State stops paying for Viagra, sex changes

News  Star-Tribune (Minneapolis). Thursday, 1 September 2005.

Maura Lerner

Minnesota Medicaid Stops Paying for Circumcision

The state of Minnesota is quietly getting out of the business of paying for three controversial treatments that affect the sex lives or sex organs of low-income patients.

Starting today, the state will no longer cover routine circumcisions, unless required by religious practice, under its insurance plans for 670,000 low-income Minnesotans, according to the External link Department of Human Services.

It's also dropping coverage of Viagra and other impotence drugs.

And last month, it completely stopped paying for sex-change operations.

Each of the three changes in coverage may face legal problems.

The Legislature voted to end the payments with little fanfare during the special session in July. Supporters say they were no brainers at a time when legislators desperately needed to cut costs without doing serious harm to the programs: MinnesotaCare, Medical Assistance and General Assistance Medical Care.

Even state officials admit that the new rules may be challenged by civil liberties groups and activists, and in one case would require a federal agency to reverse its policy.

But at least one Stillwater woman hopes the changes will spur a sea change in Minnesota, to help turn the tide against what she considers an unnecessary and barbaric procedure.

Ending circumcisions

In recent years, about 10,000 baby boys have been circumcised each year at state expense, at an average cost of $54, according to the Human Services Department. That's 10,000 too many to Cindy Tregilgas, a Stillwater financial manager and mother of two sons. For several years, as a volunteer for NoCirc, the External link National Organization of Circumcision Information Resource Centers, she had lobbied the Legislature to stop circumcision. This year, her testimony helped change the policy, making Minnesota the 16th state to do so.

At a House hearing in March, she said: I have come here today not to ask for money, but instead to show you where money can be saved. She argued that taxpayer dollars were wasted on a cosmetic procedure. While she opposes circumcision on moral grounds, she said, the money argument was especially persuasive. Frankly if it's ten dollars to spend on something that's totally unnecessary and can cause harm vs. spending on necessary medical services for low-income people, it's a no-brainer, she said.

The bill's sponsor, Rep. Jim Abeler, R-Anoka, a chiropractor and father of six boys, agreed. There's no medical indication, [and] we're looking for ways to save some money, he said. However, he added two exemptions, to allow payment if it's medically necessary or part of someone's religious practice.

Circumcision is practiced by Jews and Muslims, but he said neither group asked for the exemption. I thought it seemed reasonable, he said.
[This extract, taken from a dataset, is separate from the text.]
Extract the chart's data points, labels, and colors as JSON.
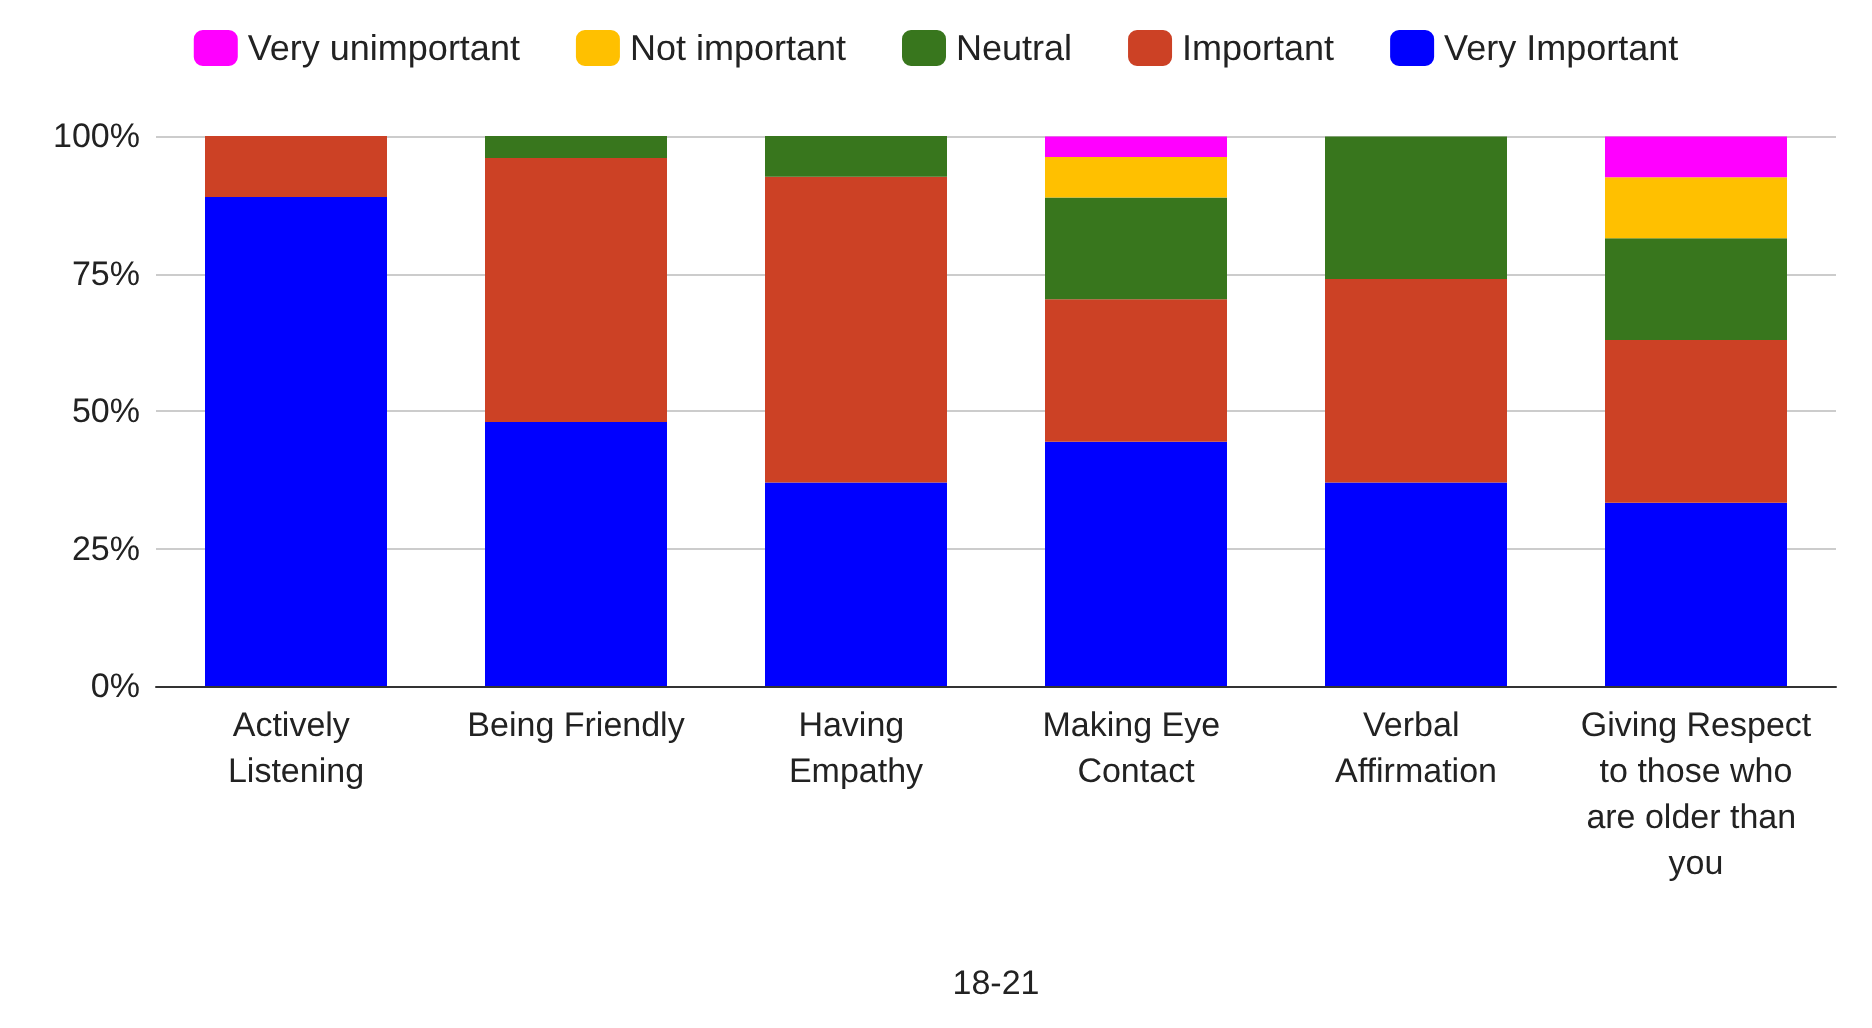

Assistant Human Services Commissioner Brian Osberg, who oversees the state health plans, acknowledged that the religious exemption might pose problems. We have not determined exactly how we're going to process that exception, he said.

Its legality was questioned by Charles Samuelson, executive director of the External link American Civil Liberties Union of Minnesota, who wondered how the state could base payments on a patient's religion. It just doesn't make sense, he said. My guess is that if it was challenged, they would be hard pressed to keep that exception.

Abeler, the sponsor, said he included it as a show of respect to other religions, and doesn't believe it affects many people. So if it's an issue, there wouldn't be a big fight, he said.

In any case, Tregilgas hopes this is just the beginning. Now, most private insurers cover routine circumcision in Minnesota. In other states, she said, private insurers have followed the government's lead. I think it will take some time. But I do think that over time, [fewer] insurance companies are going to cover it.

No more Viagra

About 2,000 men got impotence drugs last year courtesy of the state's Medicaid program, at a cost of roughly $7 a pill (up to six a month), state officials say.

It seemed like a natural place to save money, said Suzy Geroux, administrator for the House Health Policy and Finance committee. For the past seven years, Minnesota has covered impotence drugs under pressure from the federal government. In 1998, the Clinton administration issued a directive warning that states could lose federal funds if the drugs weren't covered under Medicaid.

With the change in political winds, state officials say this is the time to challenge that policy. It's really an interpretation of the law, Osberg said. Although the ban kicks in today, the state hasn't obtained federal permission to implement the change. Officials say they plan to submit that request later this month.

Closing a loophole

Minnesota has tried to end Medicaid payments for sex-change operations for 10 years. But activists have challenged the restrictions in court. As a result, two to three people a year have had their sex-change operations paid for by state programs, at a total cost of about $15,000 in state funds, officials say. The new law, which took effect Aug. 1, completely closes the loophole, Geroux said.

State lawyers say they expect court challenges to continue. Phil Duran, a lawyer for OutFront Minnesota, an advocacy group, says he's appealing the department's denials to five patients awaiting sex-change surgery. It's certainly our position that this is not about saving money, he said. This is about imposing a [penalty] on politically unpopular people.